I’ve had a thing for snow since I was a little kid. I was excited as an eleven-year old to move from California to Maine where I’d get to experience white Christmases, hot chocolate by the fire and days off from school. Except living in Maine, we rarely had “snow days.” Instead I made the trek through the field in front of my house to my friend Debbie’s house and then together we walked the remaining hundred feet or so to our high school. We rarely got rides (poor us) and at some point, I realized no one else was wearing snow pants BECAUSE THEY ARE NOT COOL when you’re a teenager so we often arrived with wet jeans and feet, but youth is immune to a certain level of discomfort.
Fast forward to adulthood, living in the MidAtlantic is frustrating for a snow lover. We’re caught in snowstorm purgatory; dramatic weather forecasts and wild variability often turn a six-to-nine inch snow prediction into an inch of slushiness. We’ve come to expect the letdown (and the accompanying mind boggling school delays) but it doesn’t make busted snow totals easier to accept.
The most recent storm to ravage the northeast is a prime example of how my heart got set up for disappointment. While my sister in New Hampshire was frolicking in two feet of snow, we got a dusting, nowhere near the two-to-four inches we expected.
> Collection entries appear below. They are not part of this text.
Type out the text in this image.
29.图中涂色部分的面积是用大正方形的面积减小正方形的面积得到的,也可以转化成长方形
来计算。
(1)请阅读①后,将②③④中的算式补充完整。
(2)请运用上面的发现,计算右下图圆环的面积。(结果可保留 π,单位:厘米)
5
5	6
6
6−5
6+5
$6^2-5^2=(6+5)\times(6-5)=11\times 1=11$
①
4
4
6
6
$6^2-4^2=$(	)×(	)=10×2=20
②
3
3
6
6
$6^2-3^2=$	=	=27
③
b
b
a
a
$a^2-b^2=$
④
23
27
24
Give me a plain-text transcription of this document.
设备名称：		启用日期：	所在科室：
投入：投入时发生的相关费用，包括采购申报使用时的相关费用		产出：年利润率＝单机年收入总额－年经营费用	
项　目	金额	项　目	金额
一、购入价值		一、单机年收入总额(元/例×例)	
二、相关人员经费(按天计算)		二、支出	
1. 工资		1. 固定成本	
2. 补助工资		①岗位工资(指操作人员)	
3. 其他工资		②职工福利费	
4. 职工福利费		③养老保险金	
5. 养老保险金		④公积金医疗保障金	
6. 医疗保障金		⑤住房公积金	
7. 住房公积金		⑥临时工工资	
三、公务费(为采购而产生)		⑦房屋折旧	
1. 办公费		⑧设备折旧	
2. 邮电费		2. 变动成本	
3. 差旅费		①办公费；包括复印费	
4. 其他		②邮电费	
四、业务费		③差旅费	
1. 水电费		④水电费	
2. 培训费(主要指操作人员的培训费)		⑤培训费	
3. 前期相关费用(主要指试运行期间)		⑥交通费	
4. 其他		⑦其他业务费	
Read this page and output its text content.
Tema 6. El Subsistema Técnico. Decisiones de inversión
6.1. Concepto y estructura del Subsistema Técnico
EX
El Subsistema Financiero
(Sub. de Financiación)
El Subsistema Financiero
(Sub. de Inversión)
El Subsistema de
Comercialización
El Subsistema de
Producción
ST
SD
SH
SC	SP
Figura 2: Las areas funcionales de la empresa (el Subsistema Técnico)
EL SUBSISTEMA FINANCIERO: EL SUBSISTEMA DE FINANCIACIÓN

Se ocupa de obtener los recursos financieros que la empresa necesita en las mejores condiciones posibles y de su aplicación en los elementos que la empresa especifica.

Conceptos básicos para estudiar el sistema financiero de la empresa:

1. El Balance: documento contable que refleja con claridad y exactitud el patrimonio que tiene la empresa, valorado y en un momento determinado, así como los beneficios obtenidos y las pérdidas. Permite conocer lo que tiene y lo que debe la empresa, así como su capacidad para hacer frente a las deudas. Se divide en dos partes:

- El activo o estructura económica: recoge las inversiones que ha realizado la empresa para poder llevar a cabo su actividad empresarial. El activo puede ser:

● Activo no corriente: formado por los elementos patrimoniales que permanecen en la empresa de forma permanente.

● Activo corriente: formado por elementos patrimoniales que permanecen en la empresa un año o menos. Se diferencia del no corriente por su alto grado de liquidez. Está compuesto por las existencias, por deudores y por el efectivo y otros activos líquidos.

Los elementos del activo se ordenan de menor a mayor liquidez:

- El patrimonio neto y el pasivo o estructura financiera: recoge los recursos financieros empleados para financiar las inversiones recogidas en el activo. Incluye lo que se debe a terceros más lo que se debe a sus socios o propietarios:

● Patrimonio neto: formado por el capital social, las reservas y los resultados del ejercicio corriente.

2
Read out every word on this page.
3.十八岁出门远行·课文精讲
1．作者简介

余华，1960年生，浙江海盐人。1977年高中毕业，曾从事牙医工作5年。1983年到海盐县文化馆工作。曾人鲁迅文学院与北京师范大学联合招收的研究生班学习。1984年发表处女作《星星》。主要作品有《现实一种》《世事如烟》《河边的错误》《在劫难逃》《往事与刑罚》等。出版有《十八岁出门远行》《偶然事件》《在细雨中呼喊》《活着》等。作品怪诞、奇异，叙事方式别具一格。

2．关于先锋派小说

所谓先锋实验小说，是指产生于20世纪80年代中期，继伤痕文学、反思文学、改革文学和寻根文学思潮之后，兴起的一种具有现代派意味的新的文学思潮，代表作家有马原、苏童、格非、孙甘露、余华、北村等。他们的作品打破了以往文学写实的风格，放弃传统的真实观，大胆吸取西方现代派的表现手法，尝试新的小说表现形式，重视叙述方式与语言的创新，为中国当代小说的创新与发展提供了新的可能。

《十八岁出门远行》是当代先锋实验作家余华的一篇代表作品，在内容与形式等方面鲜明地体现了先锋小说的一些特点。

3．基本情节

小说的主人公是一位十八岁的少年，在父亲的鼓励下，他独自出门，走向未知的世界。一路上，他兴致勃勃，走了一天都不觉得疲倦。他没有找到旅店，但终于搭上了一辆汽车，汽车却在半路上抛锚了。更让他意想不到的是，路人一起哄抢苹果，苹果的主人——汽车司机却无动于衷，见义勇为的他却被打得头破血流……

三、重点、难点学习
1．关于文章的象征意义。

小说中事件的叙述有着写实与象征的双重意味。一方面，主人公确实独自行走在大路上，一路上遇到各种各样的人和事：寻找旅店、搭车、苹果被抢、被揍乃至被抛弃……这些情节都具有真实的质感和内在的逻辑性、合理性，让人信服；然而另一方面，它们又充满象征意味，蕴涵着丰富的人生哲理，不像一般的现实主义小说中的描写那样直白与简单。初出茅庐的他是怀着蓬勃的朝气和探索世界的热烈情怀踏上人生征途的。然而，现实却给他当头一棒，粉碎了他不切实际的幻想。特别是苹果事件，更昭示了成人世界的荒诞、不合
I fully admit I’ve romanticized the idea of snow the same way I have vote-a-rama nights in the Senate when staff stay until the wee hours and members take stacked votes one after the other. That is to say, I don’t really want to go back to the Hill, I just miss the camaraderie. I don’t want to lose power, be evacuated from my home because of storm surge, or get stranded without eggs, bread and milk. I do want to have enough snow to legitimately shut down the city, but not lose electricity in the process, and have my friends with four wheel drive over for a roaring fire and delicious wine. I long for the bonding of snowmaggedon without the inconveniences my New England loved ones faced this week. I want the St. Patrick’s Day snow storm of last year, when we huddled over the fire pit, Guinness kept cold in a snow bank.
While the upper Atlantic regions dig out, I have my eyes glued to the snowflakes sprinkled over the Weather Channel’s Sunday forecast. If only this time, we are the ones who get ravaged.